Warren explained that different communities throughout the state are listed as camera-ready on the Georgia Film Association’s website, and each community has a designated liaison for scouts to contact for information about shooting in an area.
That information typically includes not only identifying areas in which to film, but also assistance with acquiring permission from the owners and cooperation with local agencies, such as government and law enforcement.
“My experience in Albany was really good,” Warren said. “They not only understand what they’re doing, they understand what we’re doing. When we’re looking at a location, we need things to happen fast. Time is always our enemy. I’ve dealt with some entities in Georgia that didn’t really know what to do. We’d call and then they’d give us other people to call for permits, lodging, etc. and that takes too much time.
"Rashelle and Kristen were great. They took me to different places and they already had everything lined up. We need to deal with someone who’s in the know.”
Warren said that having an experience like the one she had in Albany made it easy to recommend the community not only to the production company she was scouting for, but to others in the future that are looking for locations.
“We let the Georgia film office know,” said Warren. “That’s very important.”

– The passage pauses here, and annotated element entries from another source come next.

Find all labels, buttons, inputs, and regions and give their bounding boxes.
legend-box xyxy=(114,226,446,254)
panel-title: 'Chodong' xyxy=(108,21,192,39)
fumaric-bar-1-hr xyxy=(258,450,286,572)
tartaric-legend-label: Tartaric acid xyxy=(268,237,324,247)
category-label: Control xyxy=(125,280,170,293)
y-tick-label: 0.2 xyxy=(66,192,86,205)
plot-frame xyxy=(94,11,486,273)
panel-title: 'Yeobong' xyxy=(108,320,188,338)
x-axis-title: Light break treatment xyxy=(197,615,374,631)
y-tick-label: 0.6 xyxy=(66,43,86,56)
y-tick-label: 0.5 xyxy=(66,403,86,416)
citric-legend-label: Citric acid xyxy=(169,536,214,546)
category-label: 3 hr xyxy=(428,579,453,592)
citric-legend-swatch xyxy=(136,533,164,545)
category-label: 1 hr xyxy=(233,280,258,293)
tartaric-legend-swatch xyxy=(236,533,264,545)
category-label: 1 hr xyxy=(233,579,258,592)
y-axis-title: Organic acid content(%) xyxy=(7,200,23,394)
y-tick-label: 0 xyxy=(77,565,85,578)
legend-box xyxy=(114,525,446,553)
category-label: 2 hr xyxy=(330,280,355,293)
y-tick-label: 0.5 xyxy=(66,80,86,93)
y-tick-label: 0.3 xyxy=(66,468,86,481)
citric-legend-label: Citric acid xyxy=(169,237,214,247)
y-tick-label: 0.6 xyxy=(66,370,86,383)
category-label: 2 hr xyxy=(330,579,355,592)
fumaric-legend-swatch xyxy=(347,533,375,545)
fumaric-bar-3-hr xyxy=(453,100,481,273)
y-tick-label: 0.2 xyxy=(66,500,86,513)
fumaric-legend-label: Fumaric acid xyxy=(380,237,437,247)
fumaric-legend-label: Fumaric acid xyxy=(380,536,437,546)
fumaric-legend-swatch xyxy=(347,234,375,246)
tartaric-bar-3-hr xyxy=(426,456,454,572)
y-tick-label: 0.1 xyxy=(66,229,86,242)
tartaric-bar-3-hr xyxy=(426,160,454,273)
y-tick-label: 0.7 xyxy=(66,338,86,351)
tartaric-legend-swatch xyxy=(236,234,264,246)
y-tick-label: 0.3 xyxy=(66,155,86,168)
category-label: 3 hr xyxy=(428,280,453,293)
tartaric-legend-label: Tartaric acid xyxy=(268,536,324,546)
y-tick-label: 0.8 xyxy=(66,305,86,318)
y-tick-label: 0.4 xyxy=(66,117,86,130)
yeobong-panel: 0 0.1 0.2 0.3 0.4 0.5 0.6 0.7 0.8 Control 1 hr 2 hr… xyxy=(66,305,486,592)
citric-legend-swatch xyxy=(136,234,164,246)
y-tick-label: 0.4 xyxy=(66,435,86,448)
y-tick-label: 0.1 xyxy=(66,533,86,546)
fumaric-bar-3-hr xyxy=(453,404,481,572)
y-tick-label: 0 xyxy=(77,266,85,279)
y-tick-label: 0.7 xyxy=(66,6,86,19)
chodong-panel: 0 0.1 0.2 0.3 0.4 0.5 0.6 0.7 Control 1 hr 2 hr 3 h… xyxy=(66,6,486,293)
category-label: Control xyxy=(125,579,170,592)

In addition to having knowledgeable people in place to assist scouts, Albany also has a lot to offer in terms of locations, said Warren. Citing places like Radium Spring and other blue holes, as well as a variety of homes in various areas, Warren said she was impressed with what she saw.

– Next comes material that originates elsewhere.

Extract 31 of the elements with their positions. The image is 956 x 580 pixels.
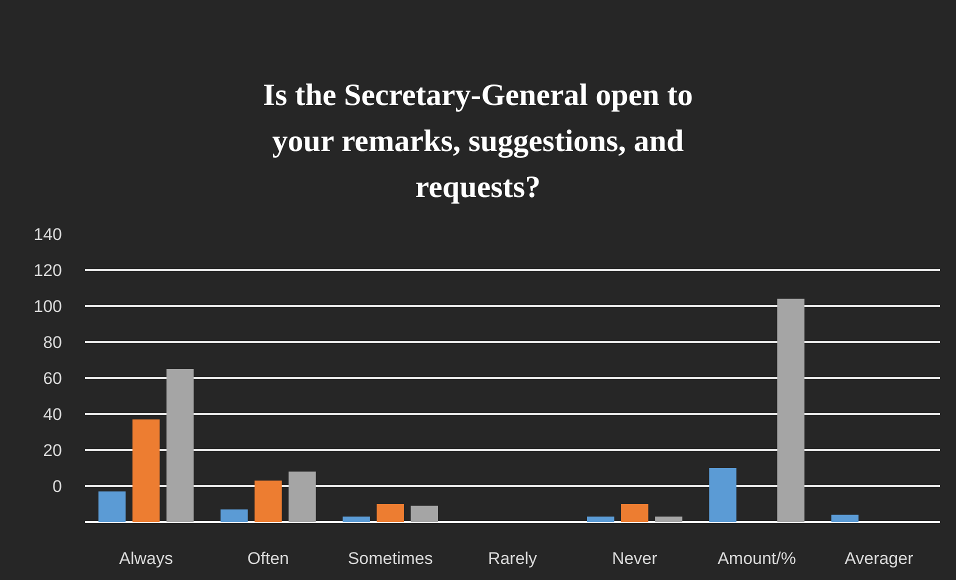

“There are a lot of things in Albany I didn’t realize were there,” Warren said. “I went ahead and shared with Rashelle and Kristen ways to market that and let folks know what’s there, maybe set up their own web page. We can call the film office and request a package be put together, but that might take time. If we can go to a website and see homes, community buildings, medical buildings, schools, industrial buildings and nature scenes, that makes things a lot easier.”
Beasley said that as interest grows, the CVB will continue to provide as much support as possible to the efforts to get filming done in Albany in the hope that it continues to a be destination for future filmmakers.
“Naturally it’s going to be more expensive than filming in Atlanta, but we have things here a lot of other places don’t have,” Beasley said. “We’ve got sand dunes, the river, blue holes, tree-lined streets, you name it. We also have big city amenities and all the needed vendors.”
Schuette for the past three years — when not in Albany working on the marathon — works on the production of one of Georgia’s biggest film and television projects, AMC’s "The Walking Dead."
“'The Walking Dead' has completely transformed Senoia (a town in Georgia 25 miles south of Atlanta),” Schutte said. “In 2000, there were like nine stores in the downtown area and now there are over 50. People come from all over to see where it is filmed. It’s amazing.”
While Senoia’s close proximity to Atlanta makes it an ideal option for expensive film productions, Albany’s camera-ready designation, coupled with the expertise and enthusiasm of Beasley and others at the CVB, can only help when productions consider the area for their next attempt at a blockbuster.